The Tate Britain’s arrangement will be host to paintings, etchings, photographs and short films from artists such as Dora Carrington, David Hockney, Francis Bacon, John Singer, Joe Orton and Kenneth Halliwell. The collection branches over eight rooms, guiding visitors through a transition of ideals and mediums as they come into play in each period. From representations of ambiguous homosexuality to later more explicit depictions seen within the work of David Hockney and Francis Bacon—the experiences of individuals are inspected from every figurative and literal angle.
Highlights of the collection include Simeon Solomon’s Sappho and Erinna in a Garden at Mytilene. The painting is an emotional depiction of female love, inspired by Sappho’s poems written in the 4th century pleading with Aphrodite for her help with a same-sex relationship. In fact the term ‘lesbian’ was coined from the name of Sappho’s home, the Greek island of Lesbos. It is said that Solomon’s open homosexuality steered his decision to paint Sappho, who represented the repression of sexuality.
Another key example of art encouraging speculation is Henry Scott Tuke’s The Critics, a famous portrayal of two boys sunbathing by the Cornish coast; a piece that would later put him on the map. The painting reveals two undressed males gesturing to a third party who is obscured by the sea. We take the position of the voyeur as the painting captures the men from behind, blissfully unaware of their archetypal allure as they lie stretched in a Grecian stance. While the piece has a number of homoerotic ties, it can equally be seen as a normalisation of homosexual interaction.
The exhibition includes portraits of heroes that provided hope for future activists and contributed to eventual changes in law along the way. Amidst the various paintings is a full-length portrait of Oscar Wilde, which will be appearing in the U.K. for the first time. Depictions of the activist Edward Carpenter, who lived openly with his lover, and the labourer George Miller will also be appearing.
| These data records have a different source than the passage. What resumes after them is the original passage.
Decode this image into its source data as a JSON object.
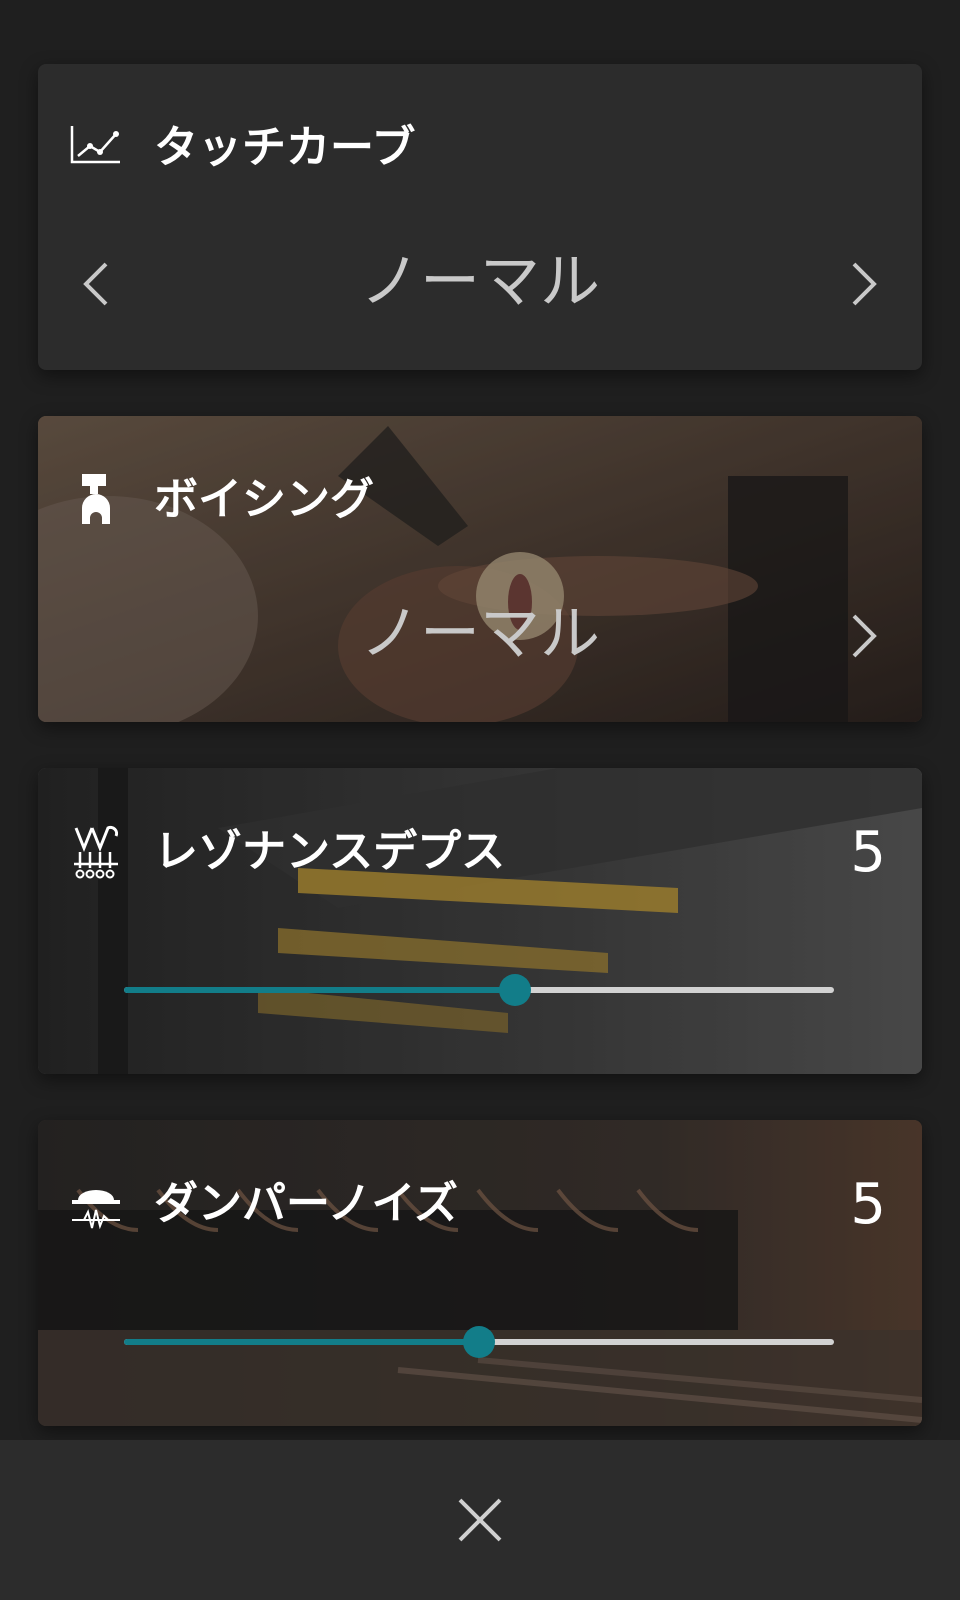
{
  "touch_curve": {
    "title": "タッチカーブ",
    "value": "ノーマル",
    "icon": "touch-curve-graph-icon"
  },
  "voicing": {
    "title": "ボイシング",
    "value": "ノーマル",
    "icon": "hammer-icon"
  },
  "resonance_depth": {
    "title": "レゾナンスデプス",
    "value": "5",
    "slider_fraction": 0.55,
    "icon": "resonance-strings-icon"
  },
  "damper_noise": {
    "title": "ダンパーノイズ",
    "value": "5",
    "slider_fraction": 0.5,
    "icon": "damper-noise-icon"
  },
  "footer": {
    "close_icon": "close-icon"
  },
  "colors": {
    "accent": "#127d89",
    "card_background": "#2c2c2c",
    "page_background": "#1f1f1f",
    "track": "#d2d2d2"
  }
}
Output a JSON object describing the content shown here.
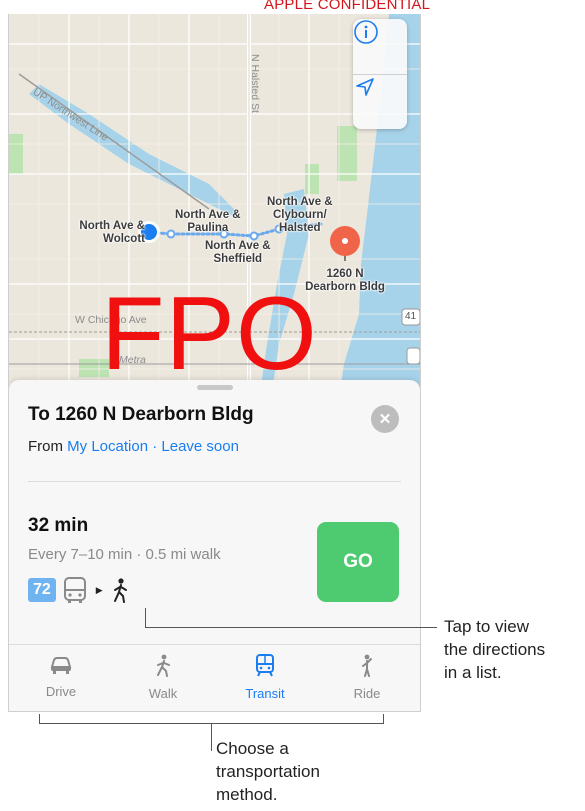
{
  "banner": "APPLE CONFIDENTIAL",
  "watermark": "FPO",
  "map": {
    "labels": {
      "origin": "North Ave &\nWolcott",
      "stop_paulina": "North Ave &\nPaulina",
      "stop_clybourn": "North Ave &\nClybourn/\nHalsted",
      "stop_sheffield": "North Ave &\nSheffield",
      "destination": "1260 N\nDearborn Bldg",
      "halsted": "N Halsted St",
      "chicago_ave": "W Chicago Ave",
      "up_northwest": "UP Northwest Line",
      "metra": "Metra",
      "shield": "41"
    },
    "controls": {
      "info_icon": "info-icon",
      "location_icon": "location-arrow-icon"
    },
    "colors": {
      "water": "#a7d3ea",
      "park": "#bde3b2",
      "route": "#6aa9ec",
      "pin": "#f0654a"
    }
  },
  "sheet": {
    "title": "To 1260 N Dearborn Bldg",
    "from_prefix": "From",
    "from_location": "My Location",
    "separator": "·",
    "leave_option": "Leave soon",
    "eta": "32 min",
    "frequency": "Every 7–10 min · 0.5 mi walk",
    "bus_number": "72",
    "go_label": "GO",
    "go_color": "#4ecb71"
  },
  "tabs": [
    {
      "label": "Drive",
      "icon": "car-icon",
      "active": false
    },
    {
      "label": "Walk",
      "icon": "walk-icon",
      "active": false
    },
    {
      "label": "Transit",
      "icon": "transit-icon",
      "active": true
    },
    {
      "label": "Ride",
      "icon": "ride-icon",
      "active": false
    }
  ],
  "annotations": {
    "walk_note": "Tap to view\nthe directions\nin a list.",
    "tabs_note": "Choose a\ntransportation\nmethod."
  }
}
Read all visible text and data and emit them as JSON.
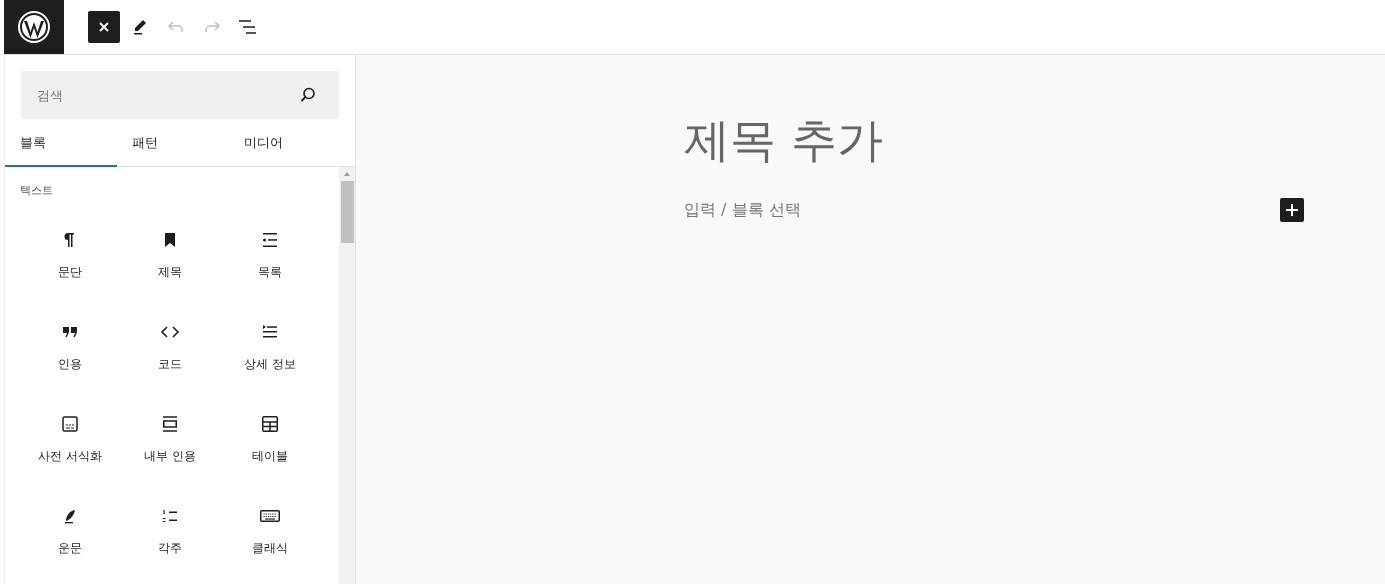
{
  "toolbar": [
    {
      "kind": "close",
      "pressed": true,
      "disabled": false
    },
    {
      "kind": "edit",
      "pressed": false,
      "disabled": false
    },
    {
      "kind": "undo",
      "pressed": false,
      "disabled": true
    },
    {
      "kind": "redo",
      "pressed": false,
      "disabled": true
    },
    {
      "kind": "outline",
      "pressed": false,
      "disabled": false
    }
  ],
  "inserter": {
    "search": {
      "placeholder": "검색"
    },
    "tabs": [
      {
        "label": "블록",
        "selected": true
      },
      {
        "label": "패턴",
        "selected": false
      },
      {
        "label": "미디어",
        "selected": false
      }
    ],
    "category": "텍스트",
    "blocks": [
      {
        "label": "문단"
      },
      {
        "label": "제목"
      },
      {
        "label": "목록"
      },
      {
        "label": "인용"
      },
      {
        "label": "코드"
      },
      {
        "label": "상세 정보"
      },
      {
        "label": "사전 서식화"
      },
      {
        "label": "내부 인용"
      },
      {
        "label": "테이블"
      },
      {
        "label": "운문"
      },
      {
        "label": "각주"
      },
      {
        "label": "클래식"
      }
    ]
  },
  "editor": {
    "title_placeholder": "제목 추가",
    "block_placeholder": "입력 / 블록 선택"
  }
}
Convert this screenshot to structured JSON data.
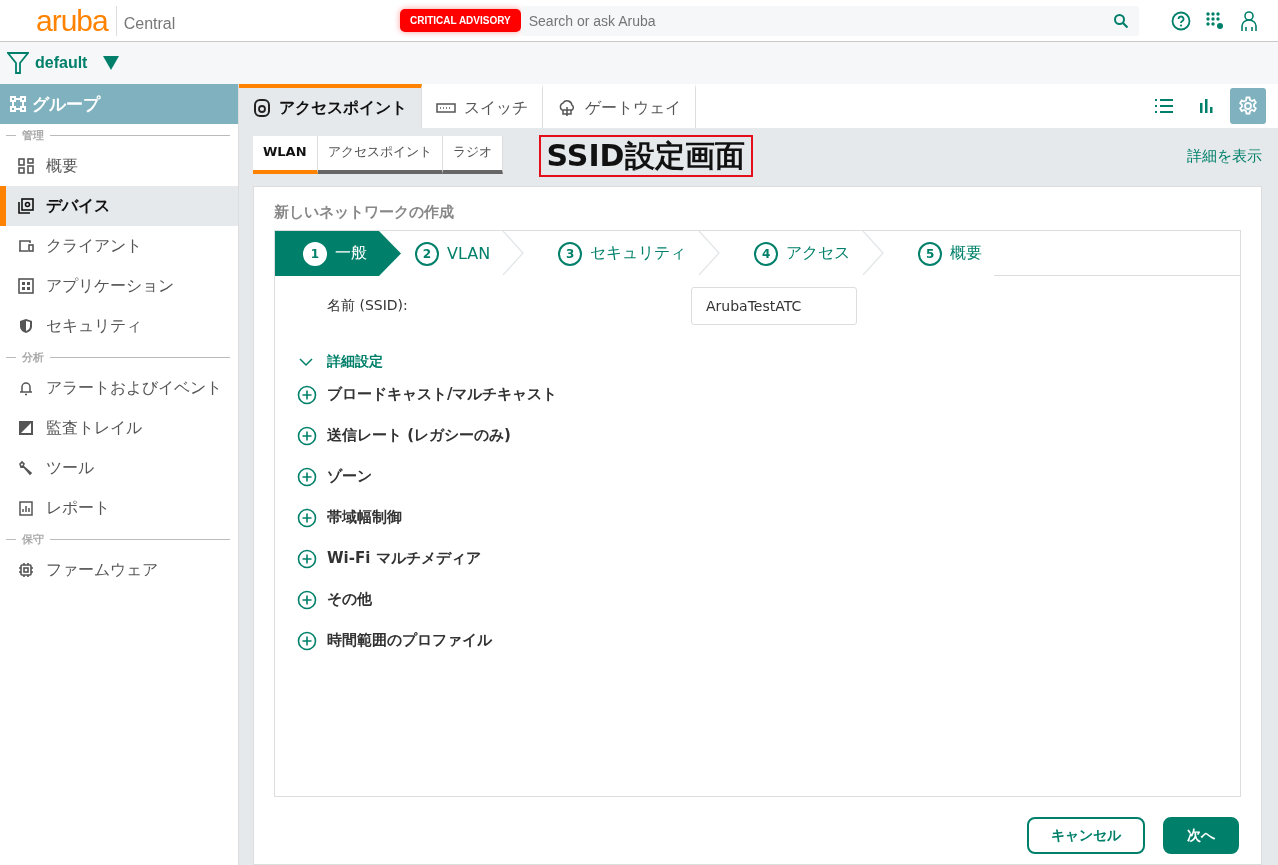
{
  "header": {
    "logo": "aruba",
    "product": "Central",
    "advisory": "CRITICAL ADVISORY",
    "search": {
      "placeholder": "Search or ask Aruba"
    }
  },
  "filter": {
    "label": "default"
  },
  "sidebar": {
    "title": "グループ",
    "sections": [
      {
        "label": "管理",
        "items": [
          {
            "label": "概要",
            "kind": "overview",
            "selected": false
          },
          {
            "label": "デバイス",
            "kind": "devices",
            "selected": true
          },
          {
            "label": "クライアント",
            "kind": "clients",
            "selected": false
          },
          {
            "label": "アプリケーション",
            "kind": "apps",
            "selected": false
          },
          {
            "label": "セキュリティ",
            "kind": "security",
            "selected": false
          }
        ]
      },
      {
        "label": "分析",
        "items": [
          {
            "label": "アラートおよびイベント",
            "kind": "alerts",
            "selected": false
          },
          {
            "label": "監査トレイル",
            "kind": "audit",
            "selected": false
          },
          {
            "label": "ツール",
            "kind": "tools",
            "selected": false
          },
          {
            "label": "レポート",
            "kind": "reports",
            "selected": false
          }
        ]
      },
      {
        "label": "保守",
        "items": [
          {
            "label": "ファームウェア",
            "kind": "firmware",
            "selected": false
          }
        ]
      }
    ]
  },
  "device_tabs": [
    {
      "label": "アクセスポイント",
      "kind": "ap",
      "selected": true
    },
    {
      "label": "スイッチ",
      "kind": "switch",
      "selected": false
    },
    {
      "label": "ゲートウェイ",
      "kind": "gateway",
      "selected": false
    }
  ],
  "view_buttons": [
    {
      "kind": "list",
      "selected": false
    },
    {
      "kind": "chart",
      "selected": false
    },
    {
      "kind": "settings",
      "selected": true
    }
  ],
  "sub_tabs": [
    {
      "label": "WLAN",
      "selected": true
    },
    {
      "label": "アクセスポイント",
      "selected": false
    },
    {
      "label": "ラジオ",
      "selected": false
    }
  ],
  "annotation": "SSID設定画面",
  "details_link": "詳細を表示",
  "wizard": {
    "title": "新しいネットワークの作成",
    "steps": [
      {
        "number": "1",
        "label": "一般",
        "selected": true
      },
      {
        "number": "2",
        "label": "VLAN",
        "selected": false
      },
      {
        "number": "3",
        "label": "セキュリティ",
        "selected": false
      },
      {
        "number": "4",
        "label": "アクセス",
        "selected": false
      },
      {
        "number": "5",
        "label": "概要",
        "selected": false
      }
    ],
    "name_field": {
      "label": "名前 (SSID):",
      "value": "ArubaTestATC"
    },
    "advanced": {
      "label": "詳細設定",
      "expanded": true
    },
    "sections": [
      {
        "label": "ブロードキャスト/マルチキャスト",
        "expanded": false
      },
      {
        "label": "送信レート (レガシーのみ)",
        "expanded": false
      },
      {
        "label": "ゾーン",
        "expanded": false
      },
      {
        "label": "帯域幅制御",
        "expanded": false
      },
      {
        "label": "Wi-Fi マルチメディア",
        "expanded": false
      },
      {
        "label": "その他",
        "expanded": false
      },
      {
        "label": "時間範囲のプロファイル",
        "expanded": false
      }
    ],
    "buttons": [
      {
        "label": "キャンセル",
        "kind": "secondary"
      },
      {
        "label": "次へ",
        "kind": "primary"
      }
    ]
  }
}
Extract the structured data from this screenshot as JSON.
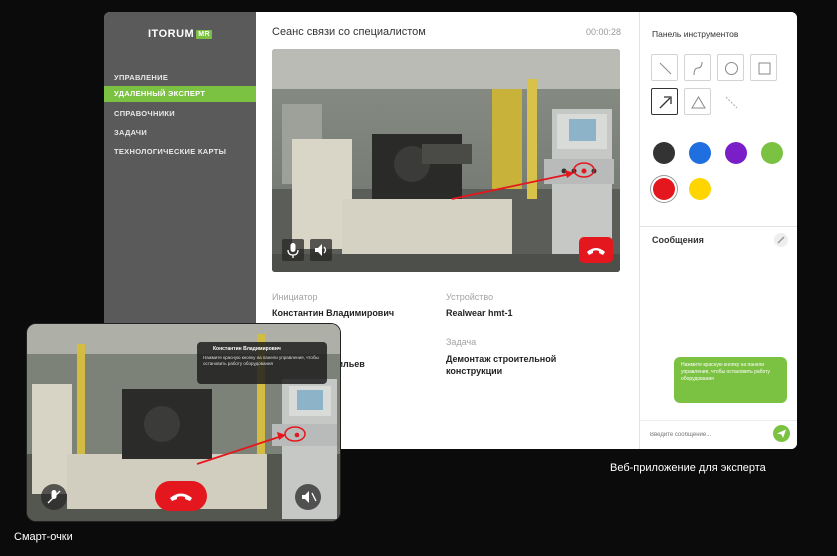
{
  "sidebar": {
    "logo": "ITORUM",
    "logo_badge": "MR",
    "items": [
      {
        "label": "УПРАВЛЕНИЕ",
        "active": false
      },
      {
        "label": "УДАЛЕННЫЙ ЭКСПЕРТ",
        "active": true
      },
      {
        "label": "СПРАВОЧНИКИ",
        "active": false
      },
      {
        "label": "ЗАДАЧИ",
        "active": false
      },
      {
        "label": "ТЕХНОЛОГИЧЕСКИЕ КАРТЫ",
        "active": false
      }
    ]
  },
  "session": {
    "title": "Сеанс связи со специалистом",
    "timer": "00:00:28"
  },
  "info": {
    "initiator_label": "Инициатор",
    "initiator_value": "Константин Владимирович",
    "device_label": "Устройство",
    "device_value": "Realwear hmt-1",
    "executor_value": "Васильев",
    "task_label": "Задача",
    "task_value": "Демонтаж строительной конструкции"
  },
  "tools": {
    "title": "Панель инструментов",
    "tool_icons": [
      "line-icon",
      "curve-icon",
      "circle-icon",
      "square-icon",
      "arrow-icon",
      "triangle-icon",
      "dashed-line-icon"
    ],
    "selected_tool": "arrow-icon",
    "colors": [
      "#333333",
      "#1f6fe0",
      "#7a1fc8",
      "#7cc242",
      "#e4171e",
      "#ffd500"
    ],
    "selected_color": "#e4171e"
  },
  "messages": {
    "title": "Сообщения",
    "bubble": "Нажмите красную кнопку на панели управления, чтобы остановить работу оборудования",
    "input_placeholder": "Введите сообщение..."
  },
  "glasses": {
    "notif_name": "Константин Владимирович",
    "notif_text": "Нажмите красную кнопку на панели управления, чтобы остановить работу оборудования"
  },
  "captions": {
    "web": "Веб-приложение для эксперта",
    "glasses": "Смарт-очки"
  },
  "colors": {
    "accent": "#7cc242",
    "sidebar_bg": "#5a5a5a",
    "hangup": "#e4171e"
  }
}
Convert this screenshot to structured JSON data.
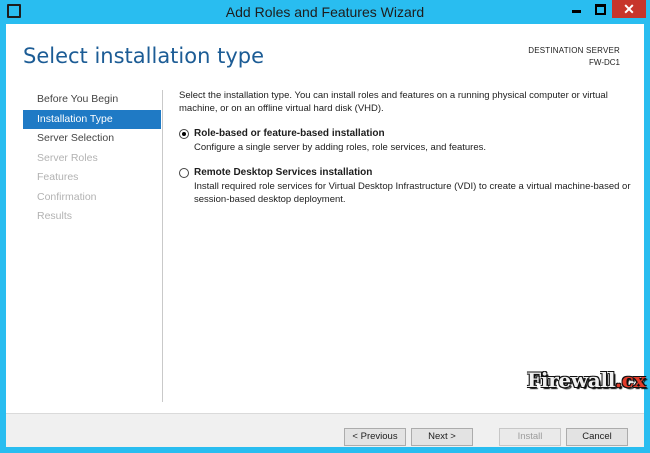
{
  "window": {
    "title": "Add Roles and Features Wizard",
    "accent_color": "#29bdf0",
    "close_color": "#c7352b"
  },
  "header": {
    "page_title": "Select installation type",
    "destination_label": "DESTINATION SERVER",
    "destination_value": "FW-DC1"
  },
  "nav": {
    "active_color": "#1f7ac5",
    "items": [
      {
        "label": "Before You Begin",
        "state": "enabled"
      },
      {
        "label": "Installation Type",
        "state": "active"
      },
      {
        "label": "Server Selection",
        "state": "enabled"
      },
      {
        "label": "Server Roles",
        "state": "disabled"
      },
      {
        "label": "Features",
        "state": "disabled"
      },
      {
        "label": "Confirmation",
        "state": "disabled"
      },
      {
        "label": "Results",
        "state": "disabled"
      }
    ]
  },
  "content": {
    "intro": "Select the installation type. You can install roles and features on a running physical computer or virtual machine, or on an offline virtual hard disk (VHD).",
    "options": [
      {
        "title": "Role-based or feature-based installation",
        "description": "Configure a single server by adding roles, role services, and features.",
        "selected": true
      },
      {
        "title": "Remote Desktop Services installation",
        "description": "Install required role services for Virtual Desktop Infrastructure (VDI) to create a virtual machine-based or session-based desktop deployment.",
        "selected": false
      }
    ]
  },
  "footer": {
    "previous_label": "< Previous",
    "next_label": "Next >",
    "install_label": "Install",
    "cancel_label": "Cancel",
    "install_enabled": false
  },
  "watermark": {
    "text_main": "Firewall",
    "text_dot": ".cx"
  }
}
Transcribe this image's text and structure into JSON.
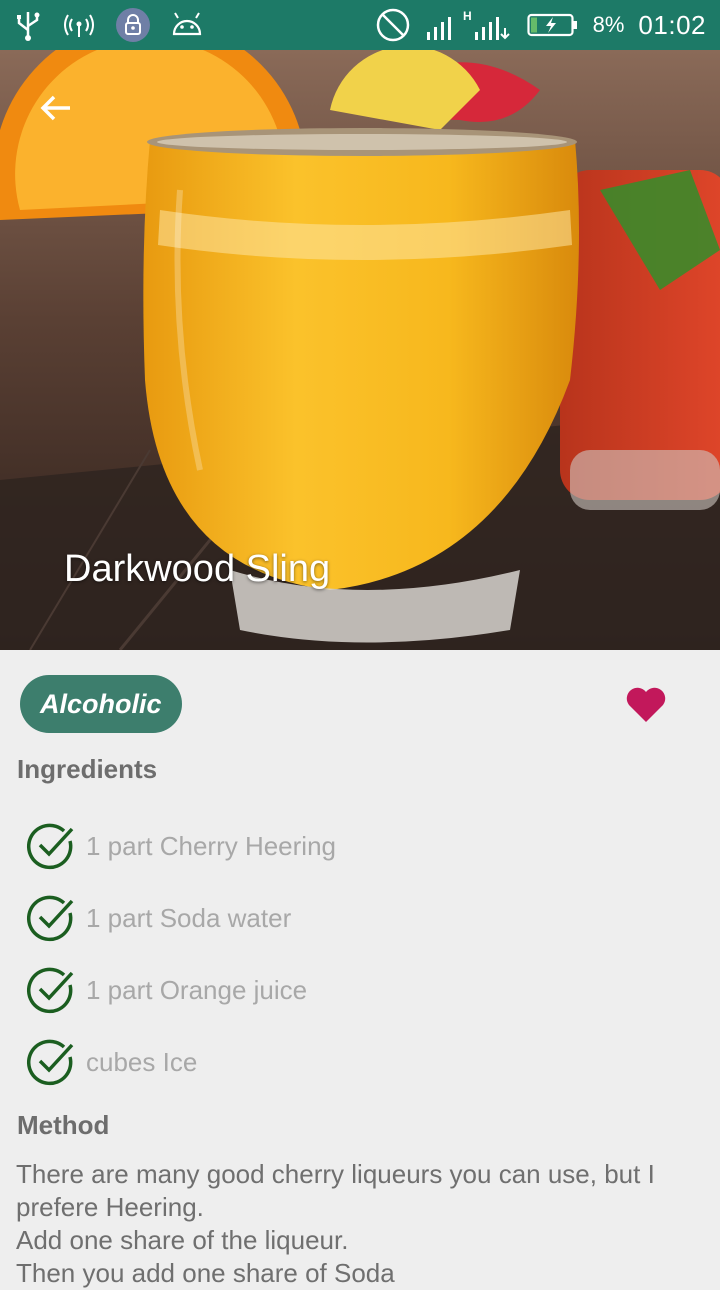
{
  "status_bar": {
    "battery_percent": "8%",
    "time": "01:02",
    "network_type": "H",
    "icons": [
      "usb-icon",
      "hotspot-icon",
      "lock-icon",
      "android-icon",
      "no-disturb-icon",
      "signal-icon",
      "battery-charging-icon"
    ]
  },
  "drink": {
    "title": "Darkwood Sling",
    "category": "Alcoholic",
    "favorite": true,
    "ingredients_heading": "Ingredients",
    "ingredients": [
      "1 part Cherry Heering",
      "1 part Soda water",
      "1 part Orange juice",
      "cubes Ice"
    ],
    "method_heading": "Method",
    "method": "There are many good cherry liqueurs you can use, but I prefere Heering.\nAdd one share of the liqueur.\nThen you add one share of Soda"
  },
  "colors": {
    "status_bar": "#1d7a67",
    "chip": "#3d7e6d",
    "heart": "#c2185b",
    "check": "#1b5e20"
  }
}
Rather than describing the exhibition as a definitive collection of queer British artworks, The Tate Britain instead states that: ‘we hope that this exhibition will be part of a bigger conversation that will encourage more material, more stories and more lives to be discovered’. Each of the upcoming events across the country have been created with the intention of breaking down old-fashioned outlooks and embracing progressive attitudes. While each showcase should be commended for their important objectives, they each present a stark reminder of what LGBTQ individuals have had to overcome and how these advances should be safeguarded.